Clinical Applications of Molecular Genetics: Molecular analysis is potentially possible for any single gene disorder and the list of disorders that can be diagnosed by molecular methods is increasing every day.

  1. Direct mutation analysis: When a genetic variant is detected in a proband this allows a specific test to be applied to relatives. This is particularly helpful for carrier detection. N.B presence of the mutation does not make a clinical diagnosis because many disorders have reduced penetrance, in which case the test is considered as a presymptomatic test.
  2. Linkage analysis: used for conditions which have been mapped to a certain locus and the causative gene is linked to DNA markers such as repetitive sequences (microsatellites). This is used if the gene itself is unknown or in case of limitation to identify a specific mutation. In this case, the segregation of the disease allele within the family is studied by being linked to DNA markers.

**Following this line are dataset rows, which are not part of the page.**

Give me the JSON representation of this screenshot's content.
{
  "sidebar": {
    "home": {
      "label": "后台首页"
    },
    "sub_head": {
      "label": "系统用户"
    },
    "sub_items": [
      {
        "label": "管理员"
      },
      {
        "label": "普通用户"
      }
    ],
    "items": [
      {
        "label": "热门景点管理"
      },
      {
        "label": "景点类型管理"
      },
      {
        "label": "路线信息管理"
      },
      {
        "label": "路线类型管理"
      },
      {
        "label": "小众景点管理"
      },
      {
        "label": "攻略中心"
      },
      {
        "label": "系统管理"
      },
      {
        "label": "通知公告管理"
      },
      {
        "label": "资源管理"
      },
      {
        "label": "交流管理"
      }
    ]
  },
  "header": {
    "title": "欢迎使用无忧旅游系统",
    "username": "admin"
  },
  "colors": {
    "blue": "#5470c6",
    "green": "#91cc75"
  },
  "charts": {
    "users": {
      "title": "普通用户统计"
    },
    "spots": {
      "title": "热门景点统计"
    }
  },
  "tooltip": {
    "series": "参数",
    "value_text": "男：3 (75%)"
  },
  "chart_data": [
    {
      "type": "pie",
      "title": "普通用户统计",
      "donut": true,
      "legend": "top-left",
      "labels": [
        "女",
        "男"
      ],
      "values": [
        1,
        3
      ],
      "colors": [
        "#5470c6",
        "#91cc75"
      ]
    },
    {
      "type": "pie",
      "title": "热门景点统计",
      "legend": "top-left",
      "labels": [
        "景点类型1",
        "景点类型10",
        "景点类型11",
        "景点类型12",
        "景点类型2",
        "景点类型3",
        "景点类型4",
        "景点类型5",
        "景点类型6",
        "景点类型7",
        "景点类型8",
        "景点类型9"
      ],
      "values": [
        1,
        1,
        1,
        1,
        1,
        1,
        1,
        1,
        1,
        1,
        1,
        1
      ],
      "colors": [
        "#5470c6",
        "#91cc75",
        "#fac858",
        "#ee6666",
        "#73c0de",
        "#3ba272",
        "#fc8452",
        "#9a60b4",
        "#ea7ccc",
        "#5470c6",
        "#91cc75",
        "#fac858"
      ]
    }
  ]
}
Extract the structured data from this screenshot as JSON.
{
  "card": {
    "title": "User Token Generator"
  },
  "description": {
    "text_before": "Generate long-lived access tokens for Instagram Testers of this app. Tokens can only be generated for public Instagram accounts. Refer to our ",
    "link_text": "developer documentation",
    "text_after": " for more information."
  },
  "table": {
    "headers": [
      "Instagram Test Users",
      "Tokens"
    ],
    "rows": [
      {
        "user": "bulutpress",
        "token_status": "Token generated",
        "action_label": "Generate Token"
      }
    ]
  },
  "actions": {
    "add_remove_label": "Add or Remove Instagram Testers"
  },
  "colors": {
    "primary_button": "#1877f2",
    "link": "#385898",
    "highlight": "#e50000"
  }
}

Indications of Molecular Testing

1. Carrier detection

DNA abnormalities are readily detected in the heterozygous state, therefore reliable in carrier detection e.g. Duchenne Muscular Dystrophy (X-linked) which unlike the enzyme level (serum Creatine Kinase) will not be affected by the X chromosome inactivation.

2. Prenatal diagnosis

DNA is not usually altered during embryonic development and therefore can be used in early prenatal diagnosis in the first trimester from chorionic villus sampling, and there is the potential for preimplantation detection.

3. Presymptomatic diagnosis

This is not related to disease onset since it is based on the detection of mutations in the DNA. It is used for late-onset diseases e.g. Huntington disease and familial cancers.

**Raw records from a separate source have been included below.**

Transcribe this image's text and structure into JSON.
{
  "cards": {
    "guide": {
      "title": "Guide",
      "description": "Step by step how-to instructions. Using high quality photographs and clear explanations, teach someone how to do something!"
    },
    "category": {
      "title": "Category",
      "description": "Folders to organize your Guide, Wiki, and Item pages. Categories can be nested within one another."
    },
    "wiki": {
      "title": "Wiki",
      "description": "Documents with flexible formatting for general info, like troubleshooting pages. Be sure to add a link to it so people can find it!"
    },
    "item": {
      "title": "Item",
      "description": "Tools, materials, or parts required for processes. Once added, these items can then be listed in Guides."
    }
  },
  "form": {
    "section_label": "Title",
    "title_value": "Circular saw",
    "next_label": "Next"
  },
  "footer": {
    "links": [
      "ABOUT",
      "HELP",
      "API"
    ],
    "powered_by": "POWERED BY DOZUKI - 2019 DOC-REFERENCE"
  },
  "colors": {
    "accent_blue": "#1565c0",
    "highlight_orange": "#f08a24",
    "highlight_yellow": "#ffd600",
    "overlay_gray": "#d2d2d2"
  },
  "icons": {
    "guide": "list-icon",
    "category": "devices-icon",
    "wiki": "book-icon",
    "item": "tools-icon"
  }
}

4. Diagnostic genetic testing

For specific mutations, testing is feasible for clinical disorders, suggesting a particular genetic disorder e.g. hereditary breast cancer, however, the individual must know that the test is indicated for suspicion of a genetic disease and this will affect the risk of other family members, it is also important to use tests relevant to the disorder concerned in the testing e.g. patient complaining from headache in a family with Huntington disease if tested for Huntington disease is considered as presymptomatic testing and consent has to be obtained before testing.

5. Molecular testing

Molecular testing can explain the variability of expression of a certain disorder mostly exemplified by disorders caused by expansion of trinucleotide repeats e.g. myotonic dystrophy, fragile X.

6. Medicolegal testing

Medicolegal testing, zygosity testing, and disputed paternity using DNA fingerprinting.

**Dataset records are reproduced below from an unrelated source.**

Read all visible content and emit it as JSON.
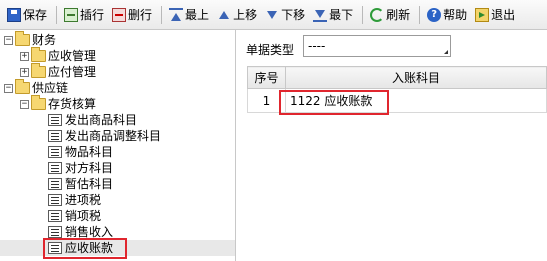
{
  "toolbar": {
    "buttons": [
      {
        "label": "保存",
        "icon": "save-icon"
      },
      {
        "label": "插行",
        "icon": "insert-row-icon"
      },
      {
        "label": "删行",
        "icon": "delete-row-icon"
      },
      {
        "label": "最上",
        "icon": "move-top-icon"
      },
      {
        "label": "上移",
        "icon": "move-up-icon"
      },
      {
        "label": "下移",
        "icon": "move-down-icon"
      },
      {
        "label": "最下",
        "icon": "move-bottom-icon"
      },
      {
        "label": "刷新",
        "icon": "refresh-icon"
      },
      {
        "label": "帮助",
        "icon": "help-icon"
      },
      {
        "label": "退出",
        "icon": "exit-icon"
      }
    ]
  },
  "tree": {
    "finance": {
      "label": "财务",
      "expanded": true
    },
    "receivable_mgmt": {
      "label": "应收管理",
      "expanded": false
    },
    "payable_mgmt": {
      "label": "应付管理",
      "expanded": false
    },
    "supply_chain": {
      "label": "供应链",
      "expanded": true
    },
    "inventory_accounting": {
      "label": "存货核算",
      "expanded": true
    },
    "leaves": [
      "发出商品科目",
      "发出商品调整科目",
      "物品科目",
      "对方科目",
      "暂估科目",
      "进项税",
      "销项税",
      "销售收入",
      "应收账款"
    ],
    "selected": "应收账款"
  },
  "filter": {
    "label": "单据类型",
    "value": "----"
  },
  "grid": {
    "headers": {
      "seq": "序号",
      "account": "入账科目"
    },
    "rows": [
      {
        "seq": "1",
        "account": "1122 应收账款"
      }
    ]
  },
  "colors": {
    "highlight_box": "#e0262e",
    "toolbar_bg": "#eaeaea"
  }
}
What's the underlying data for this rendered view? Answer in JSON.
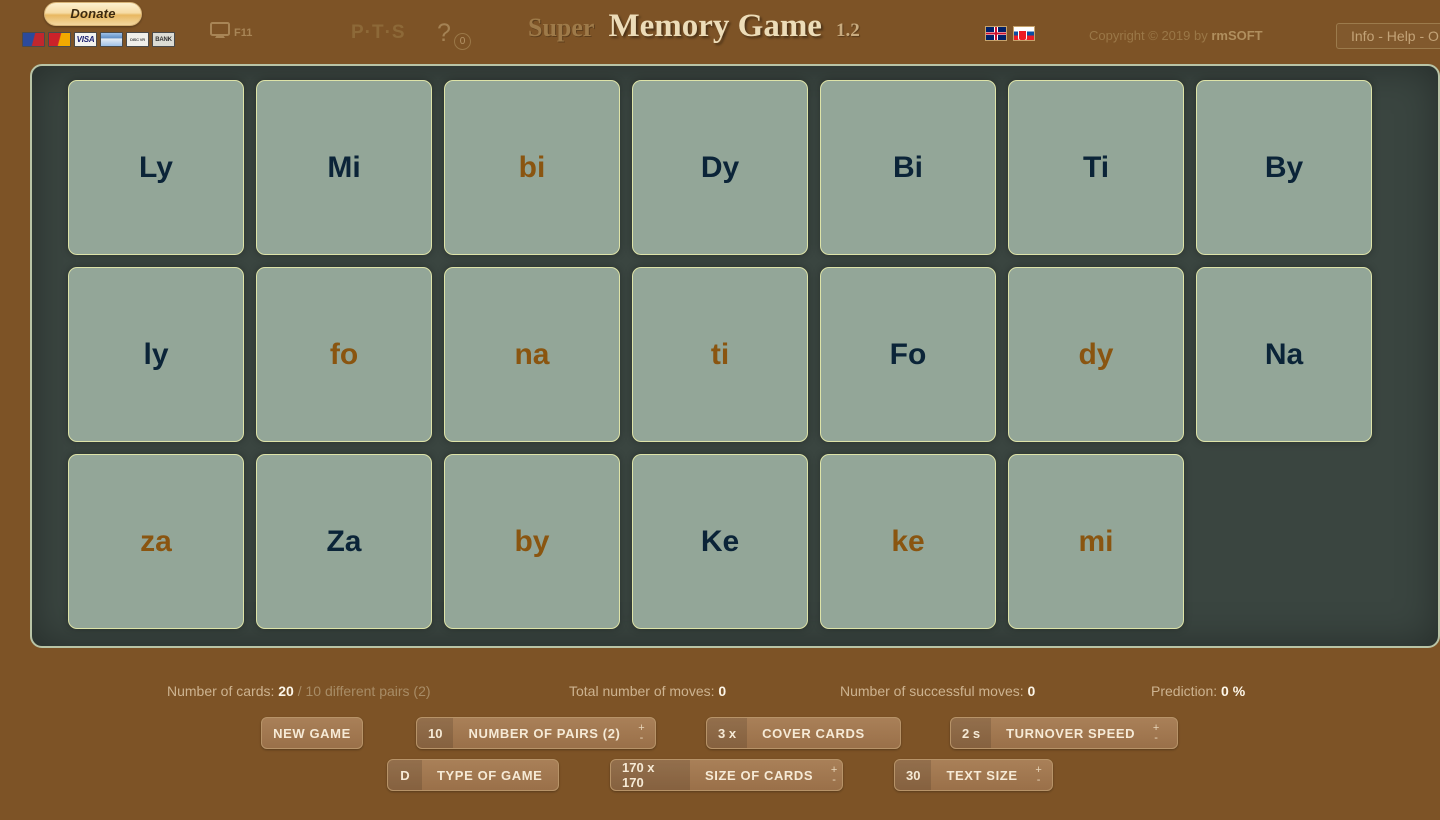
{
  "header": {
    "donate_label": "Donate",
    "payment_methods": [
      "Maestro",
      "MasterCard",
      "VISA",
      "Card",
      "DISCOVER",
      "BANK"
    ],
    "fullscreen_label": "F11",
    "pts_label": "P·T·S",
    "help_symbol": "?",
    "help_badge": "0",
    "title_prefix": "Super",
    "title_main": "Memory Game",
    "title_version": "1.2",
    "languages": [
      "English",
      "Slovak"
    ],
    "copyright_text": "Copyright © 2019 by ",
    "copyright_brand": "rmSOFT",
    "info_help_label": "Info - Help - O"
  },
  "board": {
    "cards": [
      {
        "text": "Ly",
        "style": "navy"
      },
      {
        "text": "Mi",
        "style": "navy"
      },
      {
        "text": "bi",
        "style": "brown"
      },
      {
        "text": "Dy",
        "style": "navy"
      },
      {
        "text": "Bi",
        "style": "navy"
      },
      {
        "text": "Ti",
        "style": "navy"
      },
      {
        "text": "By",
        "style": "navy"
      },
      {
        "text": "ly",
        "style": "navy"
      },
      {
        "text": "fo",
        "style": "brown"
      },
      {
        "text": "na",
        "style": "brown"
      },
      {
        "text": "ti",
        "style": "brown"
      },
      {
        "text": "Fo",
        "style": "navy"
      },
      {
        "text": "dy",
        "style": "brown"
      },
      {
        "text": "Na",
        "style": "navy"
      },
      {
        "text": "za",
        "style": "brown"
      },
      {
        "text": "Za",
        "style": "navy"
      },
      {
        "text": "by",
        "style": "brown"
      },
      {
        "text": "Ke",
        "style": "navy"
      },
      {
        "text": "ke",
        "style": "brown"
      },
      {
        "text": "mi",
        "style": "brown"
      }
    ]
  },
  "status": {
    "cards_label": "Number of cards:",
    "cards_value": "20",
    "cards_detail": "/ 10 different pairs (2)",
    "moves_label": "Total number of moves:",
    "moves_value": "0",
    "success_label": "Number of successful moves:",
    "success_value": "0",
    "prediction_label": "Prediction:",
    "prediction_value": "0 %"
  },
  "controls": {
    "new_game_label": "NEW GAME",
    "pairs_value": "10",
    "pairs_label": "NUMBER OF PAIRS (2)",
    "cover_value": "3 x",
    "cover_label": "COVER CARDS",
    "speed_value": "2 s",
    "speed_label": "TURNOVER SPEED",
    "type_value": "D",
    "type_label": "TYPE OF GAME",
    "size_value": "170 x 170",
    "size_label": "SIZE OF CARDS",
    "textsize_value": "30",
    "textsize_label": "TEXT SIZE",
    "spin_up": "+",
    "spin_down": "-"
  },
  "colors": {
    "page_bg": "#7d5326",
    "board_bg": "#3a4540",
    "card_bg": "#93a698",
    "card_border": "#dde3a8",
    "card_text_navy": "#0b2438",
    "card_text_brown": "#8a5510",
    "control_bg": "#a98058"
  }
}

Ethical and social issues related to genetic testing

  • Genetics affect the whole family and society in general not just the individual undertaking the test.
  • Genetic counselling is not directive, non-judgemental communication between the medical geneticist and the patient or the consultand.
  • Informed consent before genetic testing (predictive).
  • Confidentiality (sensitivity to stigmatisation).

Examples of ethical dilemmas related to genetic testing

  1. Antenatal diagnostic testing: termination of pregnancy is only justified for serious disorders causing lifelong pain and suffering, but there is concern over wider non-ethical application.
  2. Predictive testing in childhood: parents sometimes wish to know if their children have inherited the gene of an AD disorder that develops late in adulthood and is present in the family e.g. Huntington Disease (HD). For conditions in which no treatment is available the testing should be postponed till the child grows and decides for him/herself, it should be respected that the child has the right to make his or her informed decision at the age of 18 years.
  3. Implications of predictive testing on immediate relatives: predictive testing for an adult onset disease such as HD may be requested by a young 20-year-old adult whose grandparent is showing manifestations suggestive of this disorder; however his father does not show the clinical picture of the disease and does not wish to know. It is acceptable that the right of the young adult to know should have priority over the right of the parent not to know.